Alain Audebert, P-dg de la Maison d'Armorine, a investi près de 700.000€ dans l'agrandissement et la mise en scène de l'espace visite de sa boutique quiberonnaise, ainsi que dans un nouveau bâtiment de 250m² prêt à accueillir une ligne de production de chocolats artisanaux. Le confiseur, petit-fils du créateur des fameuses Niniches de Quiberon a décidé de «traiter la crise par le mépris», dit-il. «On ne peut pas rester assis et attendre», remarque-t-il. Après 60 ans d'existence, la Maison d'Armorine rend ainsi hommage aux deux générations qui l'ont précédé. Alain Audebert a récupéré de vieilles machines à fabriquer des bonbons et les expose dans une ambiance années 40, scénographiée par le Normand Alain Tardif. La Maison d'Armorine profite de cet espace devenu musée de la confiserie pour lancer en septembre un chocolat fourré au Salidou ainsi que des tablettes ?secret de druide ?. Une diversification sur laquelle mise Alain Audebert pour poursuivre la croissance de l'entreprise.
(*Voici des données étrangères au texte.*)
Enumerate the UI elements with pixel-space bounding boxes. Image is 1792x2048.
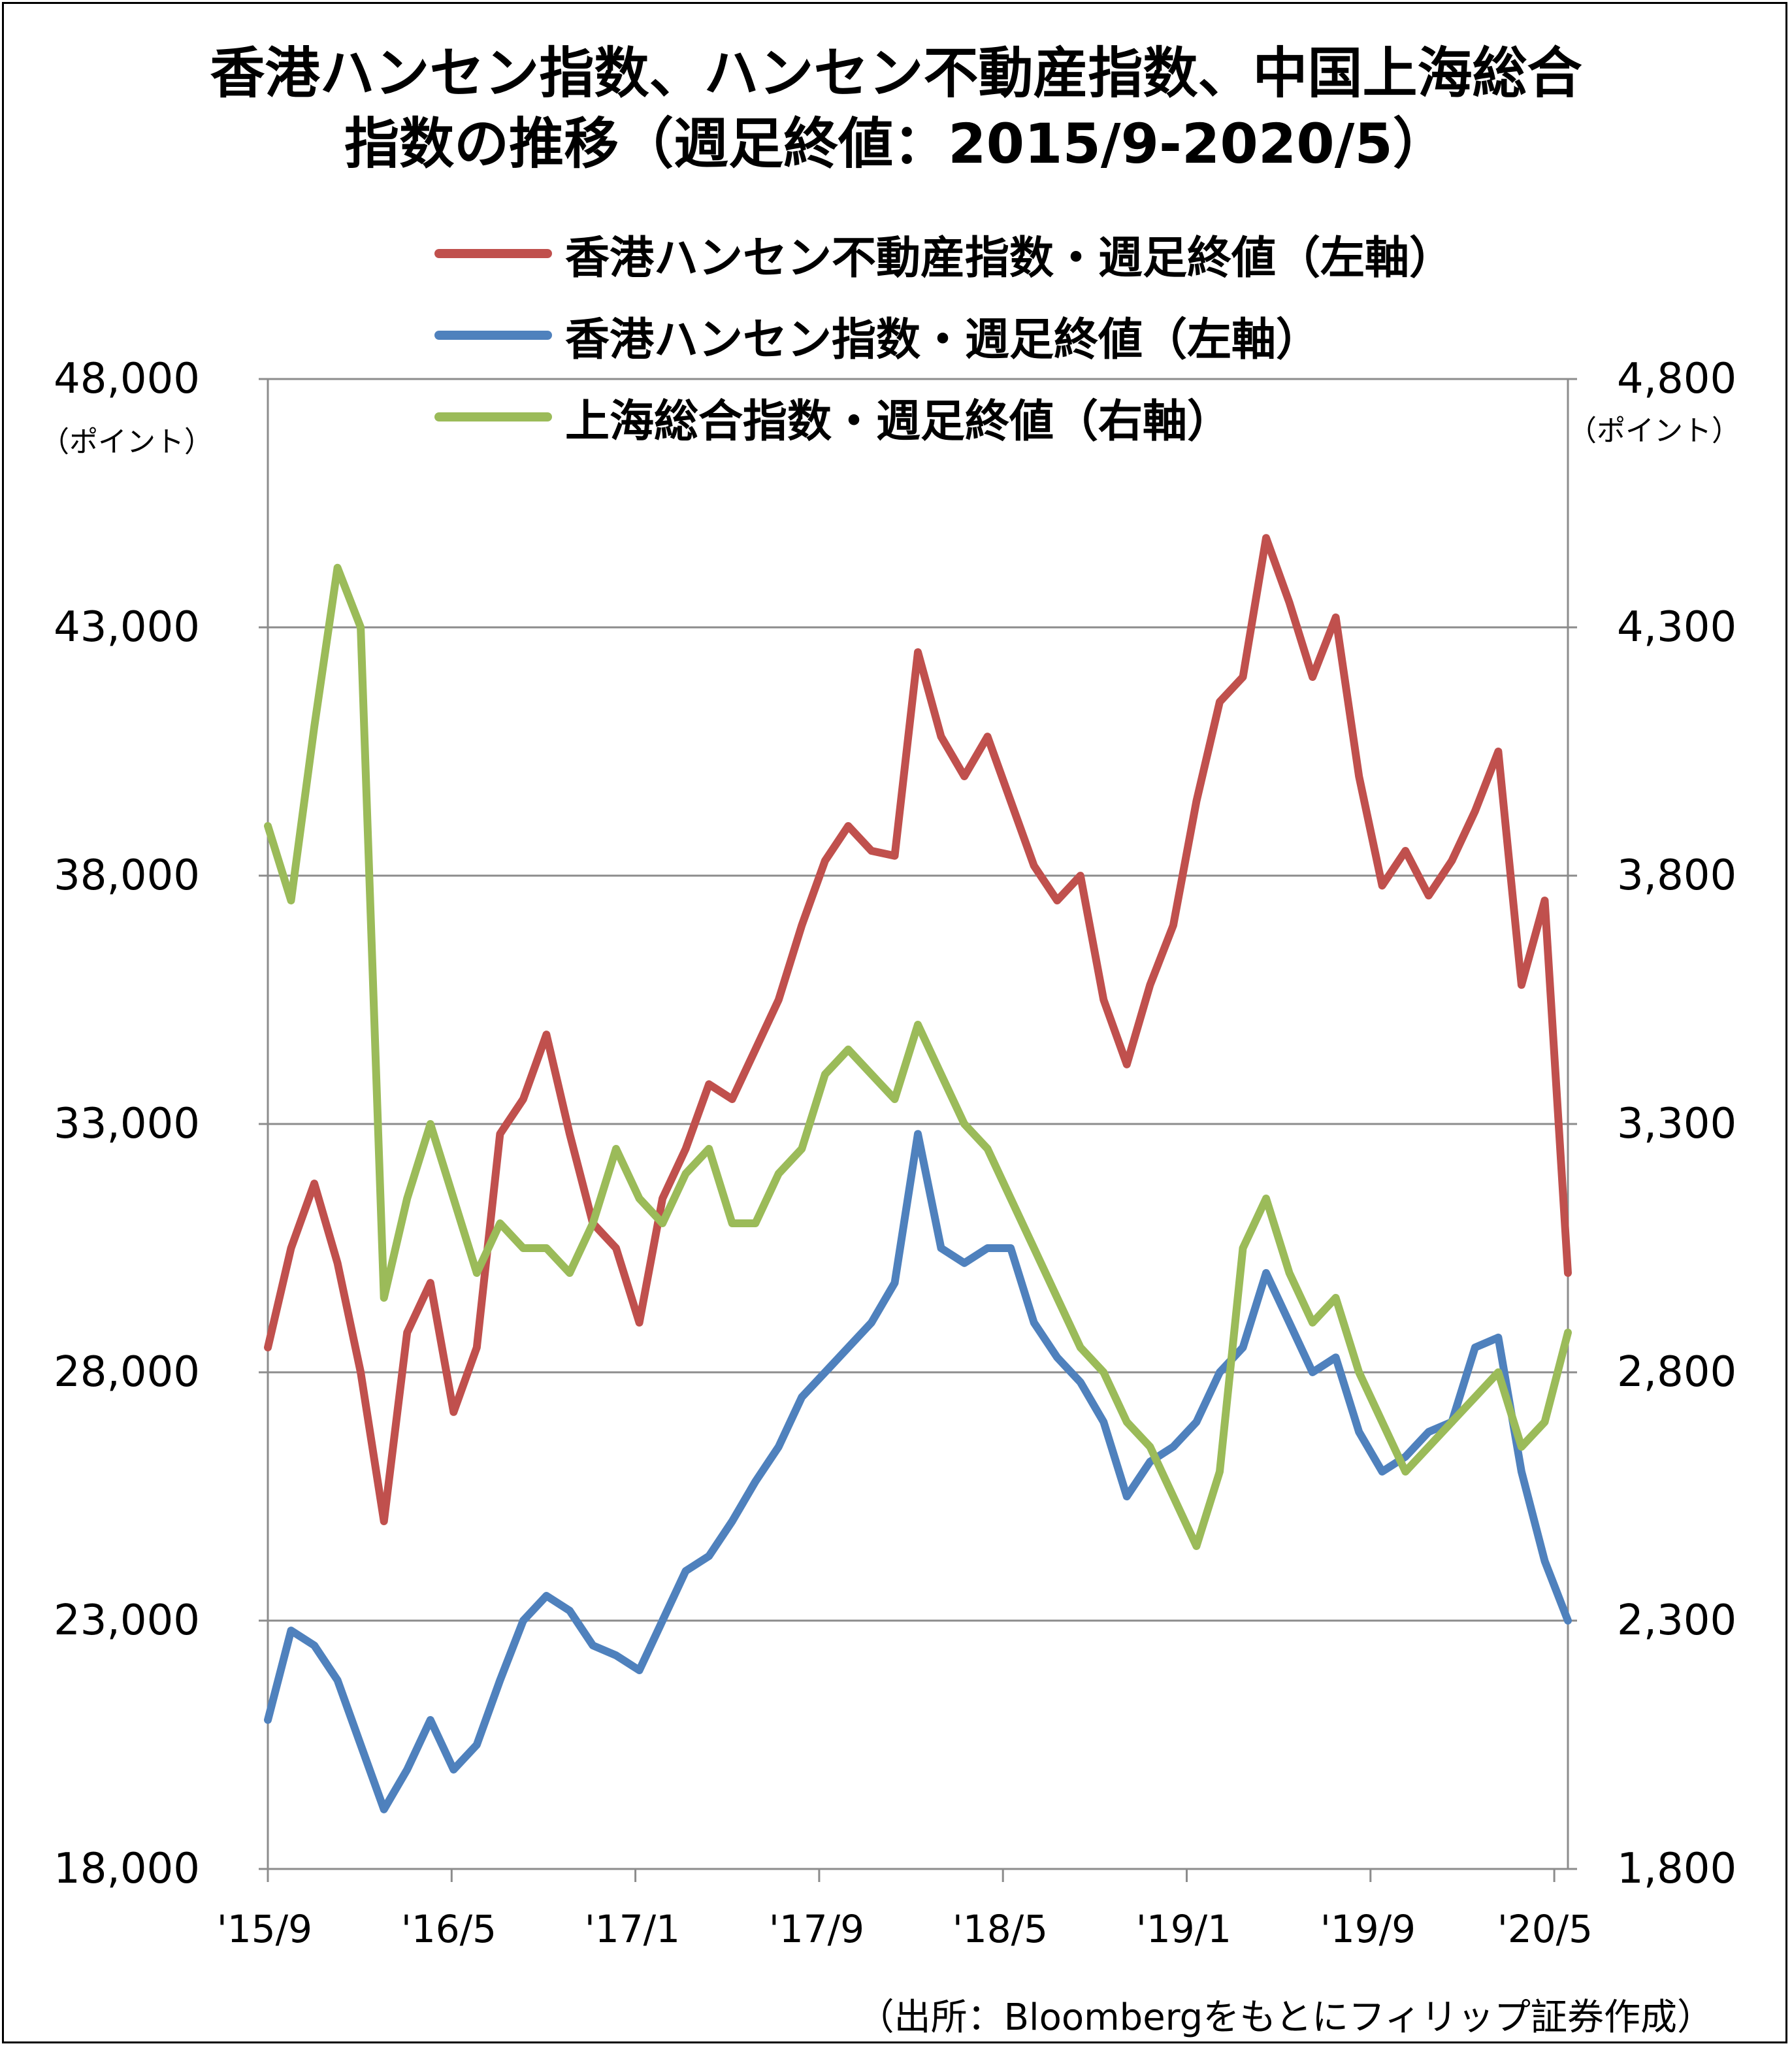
right-axis-unit: （ポイント） (1568, 414, 1740, 448)
right-ytick: 1,800 (1617, 1845, 1737, 1893)
right-ytick: 2,300 (1617, 1596, 1737, 1645)
left-ytick: 48,000 (54, 355, 200, 403)
x-tick-label: '20/5 (1497, 1907, 1593, 1951)
series-line-1 (264, 1130, 1572, 1813)
x-tick-label: '17/9 (768, 1907, 865, 1951)
source-note: （出所：Bloombergをもとにフィリップ証券作成） (857, 1996, 1714, 2039)
series-lines (264, 534, 1572, 1813)
legend-item-realestate: 香港ハンセン不動産指数・週足終値（左軸） (434, 227, 1454, 284)
x-tick-label: '16/5 (400, 1907, 497, 1951)
right-ytick: 4,800 (1617, 355, 1737, 403)
legend-swatch-realestate (434, 249, 552, 258)
left-ytick: 43,000 (54, 603, 200, 652)
legend-item-hangseng: 香港ハンセン指数・週足終値（左軸） (434, 309, 1320, 366)
right-ytick: 4,300 (1617, 603, 1737, 652)
x-tick-label: '19/9 (1320, 1907, 1416, 1951)
x-tick-label: '18/5 (952, 1907, 1049, 1951)
legend-label-shanghai: 上海総合指数・週足終値（右軸） (565, 395, 1232, 448)
chart-title-line1: 香港ハンセン指数、ハンセン不動産指数、中国上海総合 (210, 41, 1582, 105)
chart-title-line2: 指数の推移（週足終値：2015/9-2020/5） (344, 112, 1448, 176)
legend-swatch-shanghai (434, 412, 552, 421)
left-ytick: 18,000 (54, 1845, 200, 1893)
left-ytick: 33,000 (54, 1100, 200, 1148)
series-line-2 (264, 563, 1572, 1550)
left-ytick: 23,000 (54, 1596, 200, 1645)
legend-label-realestate: 香港ハンセン不動産指数・週足終値（左軸） (565, 232, 1454, 284)
legend-label-hangseng: 香港ハンセン指数・週足終値（左軸） (565, 314, 1321, 366)
series-line-0 (264, 534, 1572, 1525)
x-tick-label: '15/9 (216, 1907, 313, 1951)
right-ytick: 2,800 (1617, 1348, 1737, 1396)
right-ytick: 3,800 (1617, 851, 1737, 900)
gridlines (259, 378, 1577, 1870)
left-ytick: 28,000 (54, 1348, 200, 1396)
right-ytick: 3,300 (1617, 1100, 1737, 1148)
left-ytick: 38,000 (54, 851, 200, 900)
x-tick-label: '17/1 (584, 1907, 681, 1951)
legend-swatch-hangseng (434, 331, 552, 340)
x-tick-label: '19/1 (1135, 1907, 1232, 1951)
left-axis-unit: （ポイント） (41, 425, 213, 459)
legend-item-shanghai: 上海総合指数・週足終値（右軸） (434, 391, 1231, 448)
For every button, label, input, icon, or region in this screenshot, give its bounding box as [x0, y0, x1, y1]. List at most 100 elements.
Progression à deux chiffres
Pour le directeur commercial, Gildas Peron, cette crise est même carrément bénéfique. «Nous connaissons des progressions à deux chiffres depuis plus de cinq ans», indique-t-il. «J'ai le sentiment que quand le hard discount et la marque de distributeur progressent, le haut de gamme progresse également». Spécialisée dans les douceurs aux caramels au beurre salé et installée à Quiberon depuis 1946, la Maison d'Armorine assume ainsi son positionnement haut de gamme et sa stratégie. L'entreprise évite une diffusion en grande distribution et privilégie un réseau de 800 à 900 revendeurs indépendants, qui représentent aujourd'hui 60% de son chiffre d'affaires. «La grande distribution nous aurait permis de générer des volumes rapidement, mais l'activité aurait été dangereuse et surtout nuisible pour notre image», justifie Gildas Peron. «70% des volumes alimentaires sont réalisés par la grande distribution, il y a de la matière à travailler dans les 30% restants.» Pour preuve, depuis deux ans, La Maison d'Armorine développe l'export. La touche ?french gourmet? plaît aux États-Unis, en Allemagne, en Espagne, en Grande-Bretagne et surtout au Japon, où les caramels tendres et la crème de Salidou sont revendus dans un réseau de magasins haut de gamme. Le reste des ventes se réalise dans les sept magasins les ?Niniches?, du nom de la sucette phare qui a fait la réputation du confiseur: deux boutiques à Belle-Ile, trois à Quiberon, une à Carnac et une à Pontaven.
Insensible à la crise, la Maison d'Armorine à Quiberon vient d'investir 700.000 € pour le réaménagement de son espace visite, digne d'un musée du bonbon, et de son outil de production pour une diversification dans le chocolat.